Seven Signs of Health in the World Vision Controversy

Seven Signs of Health in the World Vision Controversy April 3, 2014

1. Evangelicals by and large did not waver or wither under the weight of collaborationist/accomodationist calls for “peace in our time” but continued to pour on the public and private heat.

2. Most evangelicals recognized the truth that an organization purporting to be Christian cannot pretend to be neutral on marriage and remain Christian.
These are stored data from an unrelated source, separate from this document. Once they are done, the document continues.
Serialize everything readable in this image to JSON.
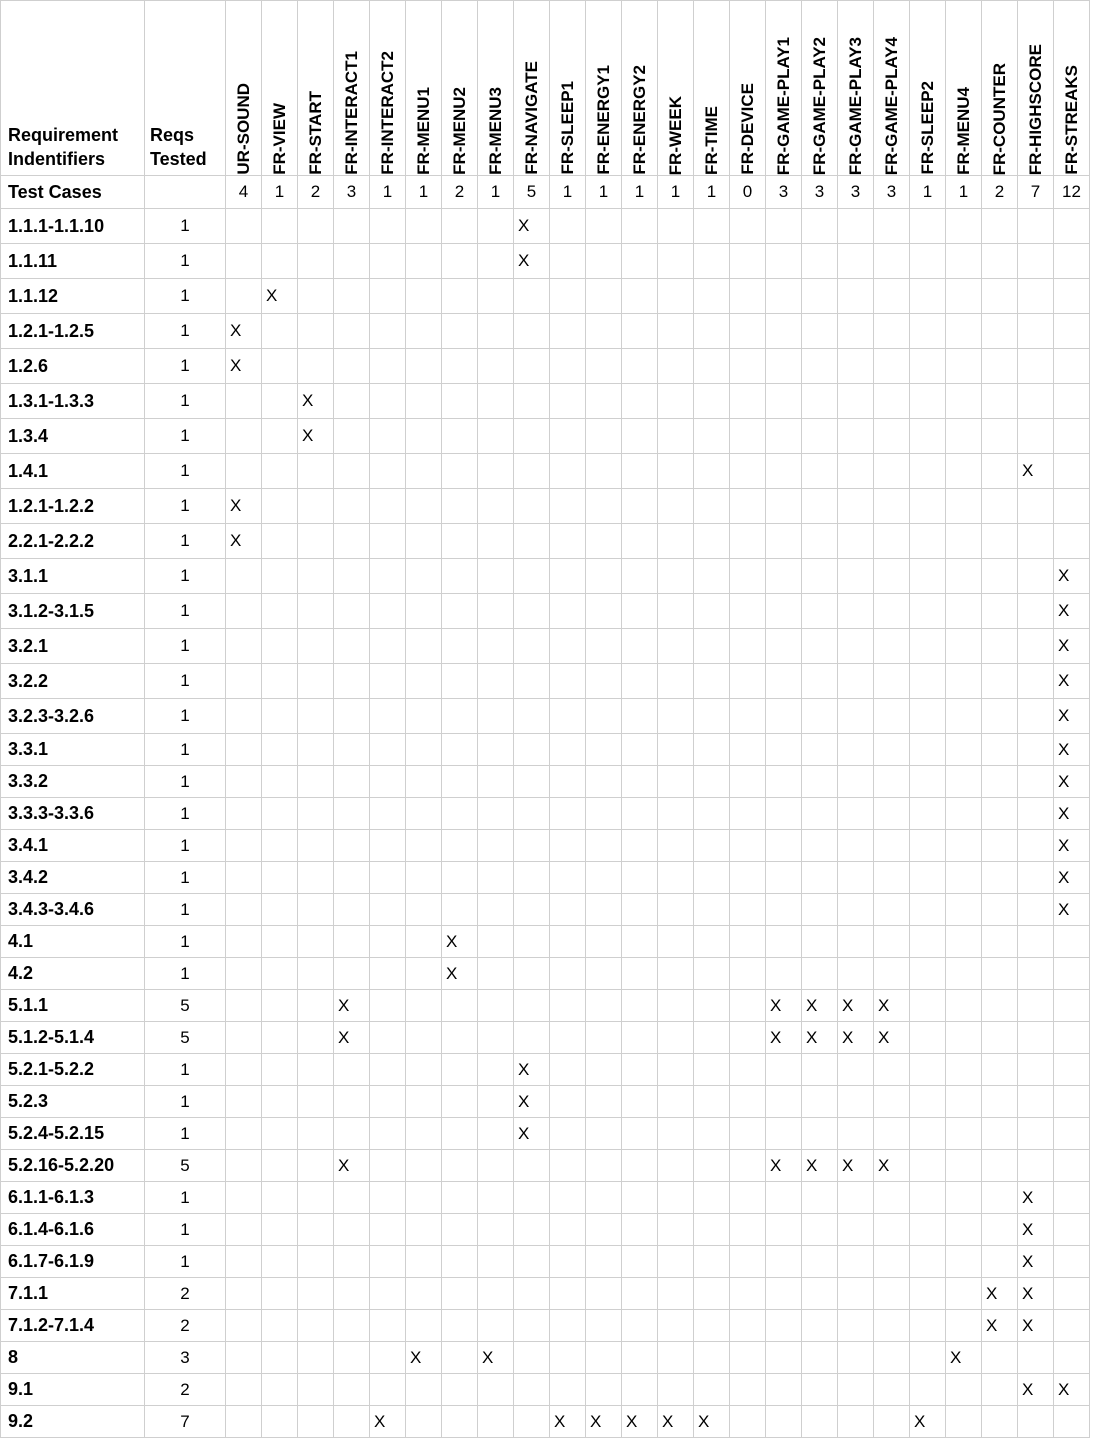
{
  "header": {
    "row_label": "Requirement Indentifiers",
    "tested_label": "Reqs Tested",
    "test_cases_label": "Test Cases"
  },
  "columns": [
    {
      "name": "UR-SOUND",
      "count": "4"
    },
    {
      "name": "FR-VIEW",
      "count": "1"
    },
    {
      "name": "FR-START",
      "count": "2"
    },
    {
      "name": "FR-INTERACT1",
      "count": "3"
    },
    {
      "name": "FR-INTERACT2",
      "count": "1"
    },
    {
      "name": "FR-MENU1",
      "count": "1"
    },
    {
      "name": "FR-MENU2",
      "count": "2"
    },
    {
      "name": "FR-MENU3",
      "count": "1"
    },
    {
      "name": "FR-NAVIGATE",
      "count": "5"
    },
    {
      "name": "FR-SLEEP1",
      "count": "1"
    },
    {
      "name": "FR-ENERGY1",
      "count": "1"
    },
    {
      "name": "FR-ENERGY2",
      "count": "1"
    },
    {
      "name": "FR-WEEK",
      "count": "1"
    },
    {
      "name": "FR-TIME",
      "count": "1"
    },
    {
      "name": "FR-DEVICE",
      "count": "0"
    },
    {
      "name": "FR-GAME-PLAY1",
      "count": "3"
    },
    {
      "name": "FR-GAME-PLAY2",
      "count": "3"
    },
    {
      "name": "FR-GAME-PLAY3",
      "count": "3"
    },
    {
      "name": "FR-GAME-PLAY4",
      "count": "3"
    },
    {
      "name": "FR-SLEEP2",
      "count": "1"
    },
    {
      "name": "FR-MENU4",
      "count": "1"
    },
    {
      "name": "FR-COUNTER",
      "count": "2"
    },
    {
      "name": "FR-HIGHSCORE",
      "count": "7"
    },
    {
      "name": "FR-STREAKS",
      "count": "12"
    }
  ],
  "rows": [
    {
      "id": "1.1.1-1.1.10",
      "tested": "1",
      "cells": [
        "",
        "",
        "",
        "",
        "",
        "",
        "",
        "",
        "X",
        "",
        "",
        "",
        "",
        "",
        "",
        "",
        "",
        "",
        "",
        "",
        "",
        "",
        "",
        ""
      ]
    },
    {
      "id": "1.1.11",
      "tested": "1",
      "cells": [
        "",
        "",
        "",
        "",
        "",
        "",
        "",
        "",
        "X",
        "",
        "",
        "",
        "",
        "",
        "",
        "",
        "",
        "",
        "",
        "",
        "",
        "",
        "",
        ""
      ]
    },
    {
      "id": "1.1.12",
      "tested": "1",
      "cells": [
        "",
        "X",
        "",
        "",
        "",
        "",
        "",
        "",
        "",
        "",
        "",
        "",
        "",
        "",
        "",
        "",
        "",
        "",
        "",
        "",
        "",
        "",
        "",
        ""
      ]
    },
    {
      "id": "1.2.1-1.2.5",
      "tested": "1",
      "cells": [
        "X",
        "",
        "",
        "",
        "",
        "",
        "",
        "",
        "",
        "",
        "",
        "",
        "",
        "",
        "",
        "",
        "",
        "",
        "",
        "",
        "",
        "",
        "",
        ""
      ]
    },
    {
      "id": "1.2.6",
      "tested": "1",
      "cells": [
        "X",
        "",
        "",
        "",
        "",
        "",
        "",
        "",
        "",
        "",
        "",
        "",
        "",
        "",
        "",
        "",
        "",
        "",
        "",
        "",
        "",
        "",
        "",
        ""
      ]
    },
    {
      "id": "1.3.1-1.3.3",
      "tested": "1",
      "cells": [
        "",
        "",
        "X",
        "",
        "",
        "",
        "",
        "",
        "",
        "",
        "",
        "",
        "",
        "",
        "",
        "",
        "",
        "",
        "",
        "",
        "",
        "",
        "",
        ""
      ]
    },
    {
      "id": "1.3.4",
      "tested": "1",
      "cells": [
        "",
        "",
        "X",
        "",
        "",
        "",
        "",
        "",
        "",
        "",
        "",
        "",
        "",
        "",
        "",
        "",
        "",
        "",
        "",
        "",
        "",
        "",
        "",
        ""
      ]
    },
    {
      "id": "1.4.1",
      "tested": "1",
      "cells": [
        "",
        "",
        "",
        "",
        "",
        "",
        "",
        "",
        "",
        "",
        "",
        "",
        "",
        "",
        "",
        "",
        "",
        "",
        "",
        "",
        "",
        "",
        "X",
        ""
      ]
    },
    {
      "id": "1.2.1-1.2.2",
      "tested": "1",
      "cells": [
        "X",
        "",
        "",
        "",
        "",
        "",
        "",
        "",
        "",
        "",
        "",
        "",
        "",
        "",
        "",
        "",
        "",
        "",
        "",
        "",
        "",
        "",
        "",
        ""
      ]
    },
    {
      "id": "2.2.1-2.2.2",
      "tested": "1",
      "cells": [
        "X",
        "",
        "",
        "",
        "",
        "",
        "",
        "",
        "",
        "",
        "",
        "",
        "",
        "",
        "",
        "",
        "",
        "",
        "",
        "",
        "",
        "",
        "",
        ""
      ]
    },
    {
      "id": "3.1.1",
      "tested": "1",
      "cells": [
        "",
        "",
        "",
        "",
        "",
        "",
        "",
        "",
        "",
        "",
        "",
        "",
        "",
        "",
        "",
        "",
        "",
        "",
        "",
        "",
        "",
        "",
        "",
        "X"
      ]
    },
    {
      "id": "3.1.2-3.1.5",
      "tested": "1",
      "cells": [
        "",
        "",
        "",
        "",
        "",
        "",
        "",
        "",
        "",
        "",
        "",
        "",
        "",
        "",
        "",
        "",
        "",
        "",
        "",
        "",
        "",
        "",
        "",
        "X"
      ]
    },
    {
      "id": "3.2.1",
      "tested": "1",
      "cells": [
        "",
        "",
        "",
        "",
        "",
        "",
        "",
        "",
        "",
        "",
        "",
        "",
        "",
        "",
        "",
        "",
        "",
        "",
        "",
        "",
        "",
        "",
        "",
        "X"
      ]
    },
    {
      "id": "3.2.2",
      "tested": "1",
      "cells": [
        "",
        "",
        "",
        "",
        "",
        "",
        "",
        "",
        "",
        "",
        "",
        "",
        "",
        "",
        "",
        "",
        "",
        "",
        "",
        "",
        "",
        "",
        "",
        "X"
      ]
    },
    {
      "id": "3.2.3-3.2.6",
      "tested": "1",
      "cells": [
        "",
        "",
        "",
        "",
        "",
        "",
        "",
        "",
        "",
        "",
        "",
        "",
        "",
        "",
        "",
        "",
        "",
        "",
        "",
        "",
        "",
        "",
        "",
        "X"
      ]
    },
    {
      "id": "3.3.1",
      "tested": "1",
      "cells": [
        "",
        "",
        "",
        "",
        "",
        "",
        "",
        "",
        "",
        "",
        "",
        "",
        "",
        "",
        "",
        "",
        "",
        "",
        "",
        "",
        "",
        "",
        "",
        "X"
      ]
    },
    {
      "id": "3.3.2",
      "tested": "1",
      "cells": [
        "",
        "",
        "",
        "",
        "",
        "",
        "",
        "",
        "",
        "",
        "",
        "",
        "",
        "",
        "",
        "",
        "",
        "",
        "",
        "",
        "",
        "",
        "",
        "X"
      ]
    },
    {
      "id": "3.3.3-3.3.6",
      "tested": "1",
      "cells": [
        "",
        "",
        "",
        "",
        "",
        "",
        "",
        "",
        "",
        "",
        "",
        "",
        "",
        "",
        "",
        "",
        "",
        "",
        "",
        "",
        "",
        "",
        "",
        "X"
      ]
    },
    {
      "id": "3.4.1",
      "tested": "1",
      "cells": [
        "",
        "",
        "",
        "",
        "",
        "",
        "",
        "",
        "",
        "",
        "",
        "",
        "",
        "",
        "",
        "",
        "",
        "",
        "",
        "",
        "",
        "",
        "",
        "X"
      ]
    },
    {
      "id": "3.4.2",
      "tested": "1",
      "cells": [
        "",
        "",
        "",
        "",
        "",
        "",
        "",
        "",
        "",
        "",
        "",
        "",
        "",
        "",
        "",
        "",
        "",
        "",
        "",
        "",
        "",
        "",
        "",
        "X"
      ]
    },
    {
      "id": "3.4.3-3.4.6",
      "tested": "1",
      "cells": [
        "",
        "",
        "",
        "",
        "",
        "",
        "",
        "",
        "",
        "",
        "",
        "",
        "",
        "",
        "",
        "",
        "",
        "",
        "",
        "",
        "",
        "",
        "",
        "X"
      ]
    },
    {
      "id": "4.1",
      "tested": "1",
      "cells": [
        "",
        "",
        "",
        "",
        "",
        "",
        "X",
        "",
        "",
        "",
        "",
        "",
        "",
        "",
        "",
        "",
        "",
        "",
        "",
        "",
        "",
        "",
        "",
        ""
      ]
    },
    {
      "id": "4.2",
      "tested": "1",
      "cells": [
        "",
        "",
        "",
        "",
        "",
        "",
        "X",
        "",
        "",
        "",
        "",
        "",
        "",
        "",
        "",
        "",
        "",
        "",
        "",
        "",
        "",
        "",
        "",
        ""
      ]
    },
    {
      "id": "5.1.1",
      "tested": "5",
      "cells": [
        "",
        "",
        "",
        "X",
        "",
        "",
        "",
        "",
        "",
        "",
        "",
        "",
        "",
        "",
        "",
        "X",
        "X",
        "X",
        "X",
        "",
        "",
        "",
        "",
        ""
      ]
    },
    {
      "id": "5.1.2-5.1.4",
      "tested": "5",
      "cells": [
        "",
        "",
        "",
        "X",
        "",
        "",
        "",
        "",
        "",
        "",
        "",
        "",
        "",
        "",
        "",
        "X",
        "X",
        "X",
        "X",
        "",
        "",
        "",
        "",
        ""
      ]
    },
    {
      "id": "5.2.1-5.2.2",
      "tested": "1",
      "cells": [
        "",
        "",
        "",
        "",
        "",
        "",
        "",
        "",
        "X",
        "",
        "",
        "",
        "",
        "",
        "",
        "",
        "",
        "",
        "",
        "",
        "",
        "",
        "",
        ""
      ]
    },
    {
      "id": "5.2.3",
      "tested": "1",
      "cells": [
        "",
        "",
        "",
        "",
        "",
        "",
        "",
        "",
        "X",
        "",
        "",
        "",
        "",
        "",
        "",
        "",
        "",
        "",
        "",
        "",
        "",
        "",
        "",
        ""
      ]
    },
    {
      "id": "5.2.4-5.2.15",
      "tested": "1",
      "cells": [
        "",
        "",
        "",
        "",
        "",
        "",
        "",
        "",
        "X",
        "",
        "",
        "",
        "",
        "",
        "",
        "",
        "",
        "",
        "",
        "",
        "",
        "",
        "",
        ""
      ]
    },
    {
      "id": "5.2.16-5.2.20",
      "tested": "5",
      "cells": [
        "",
        "",
        "",
        "X",
        "",
        "",
        "",
        "",
        "",
        "",
        "",
        "",
        "",
        "",
        "",
        "X",
        "X",
        "X",
        "X",
        "",
        "",
        "",
        "",
        ""
      ]
    },
    {
      "id": "6.1.1-6.1.3",
      "tested": "1",
      "cells": [
        "",
        "",
        "",
        "",
        "",
        "",
        "",
        "",
        "",
        "",
        "",
        "",
        "",
        "",
        "",
        "",
        "",
        "",
        "",
        "",
        "",
        "",
        "X",
        ""
      ]
    },
    {
      "id": "6.1.4-6.1.6",
      "tested": "1",
      "cells": [
        "",
        "",
        "",
        "",
        "",
        "",
        "",
        "",
        "",
        "",
        "",
        "",
        "",
        "",
        "",
        "",
        "",
        "",
        "",
        "",
        "",
        "",
        "X",
        ""
      ]
    },
    {
      "id": "6.1.7-6.1.9",
      "tested": "1",
      "cells": [
        "",
        "",
        "",
        "",
        "",
        "",
        "",
        "",
        "",
        "",
        "",
        "",
        "",
        "",
        "",
        "",
        "",
        "",
        "",
        "",
        "",
        "",
        "X",
        ""
      ]
    },
    {
      "id": "7.1.1",
      "tested": "2",
      "cells": [
        "",
        "",
        "",
        "",
        "",
        "",
        "",
        "",
        "",
        "",
        "",
        "",
        "",
        "",
        "",
        "",
        "",
        "",
        "",
        "",
        "",
        "X",
        "X",
        ""
      ]
    },
    {
      "id": "7.1.2-7.1.4",
      "tested": "2",
      "cells": [
        "",
        "",
        "",
        "",
        "",
        "",
        "",
        "",
        "",
        "",
        "",
        "",
        "",
        "",
        "",
        "",
        "",
        "",
        "",
        "",
        "",
        "X",
        "X",
        ""
      ]
    },
    {
      "id": "8",
      "tested": "3",
      "cells": [
        "",
        "",
        "",
        "",
        "",
        "X",
        "",
        "X",
        "",
        "",
        "",
        "",
        "",
        "",
        "",
        "",
        "",
        "",
        "",
        "",
        "X",
        "",
        "",
        ""
      ]
    },
    {
      "id": "9.1",
      "tested": "2",
      "cells": [
        "",
        "",
        "",
        "",
        "",
        "",
        "",
        "",
        "",
        "",
        "",
        "",
        "",
        "",
        "",
        "",
        "",
        "",
        "",
        "",
        "",
        "",
        "X",
        "X"
      ]
    },
    {
      "id": "9.2",
      "tested": "7",
      "cells": [
        "",
        "",
        "",
        "",
        "X",
        "",
        "",
        "",
        "",
        "X",
        "X",
        "X",
        "X",
        "X",
        "",
        "",
        "",
        "",
        "",
        "X",
        "",
        "",
        "",
        ""
      ]
    }
  ]
}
Neutrality is surrender.

3. Most evangelicals understood the concept that the apostle John articulates in his second letter: to accept/receive those teachers/leaders who defy scripture, is to legitimize the defiance and participate in it.

4. Those who have sought – in the name of “social justice” – to shift the imperative of the Gospel from the “salvation of sinners” to “food for the poor” and, worse, drive a wedge between the two, lost. They must continue to lose. If we obscure God’s word about sin and salvation in order to serve the poor, we feed physical bodies at the cost of immortal souls.

5. World Vision heard the outcry, reassessed and changed course. Some have resisted using the word “repentance” here, insisting that money rather than true sorrow over sin motivated the turn. I do not think it is right or safe to assess unspoken motives. Until or unless actions prove otherwise, I think it best to accept the apology at face value.

6. Rachel Held Evans is mad (see the RHE Rule)

7. The fault line within western evangelicalism has been publicly exposed. Not everyone who takes the name evangelical agrees on the classical historic principles that have united us in the past. It is always a good thing when reality surfaces. Now we know and we will not, hopefully, be so surprised when the next “evangelical” leader or organization embraces gay “marriage” or abortion or some other faddish novelty.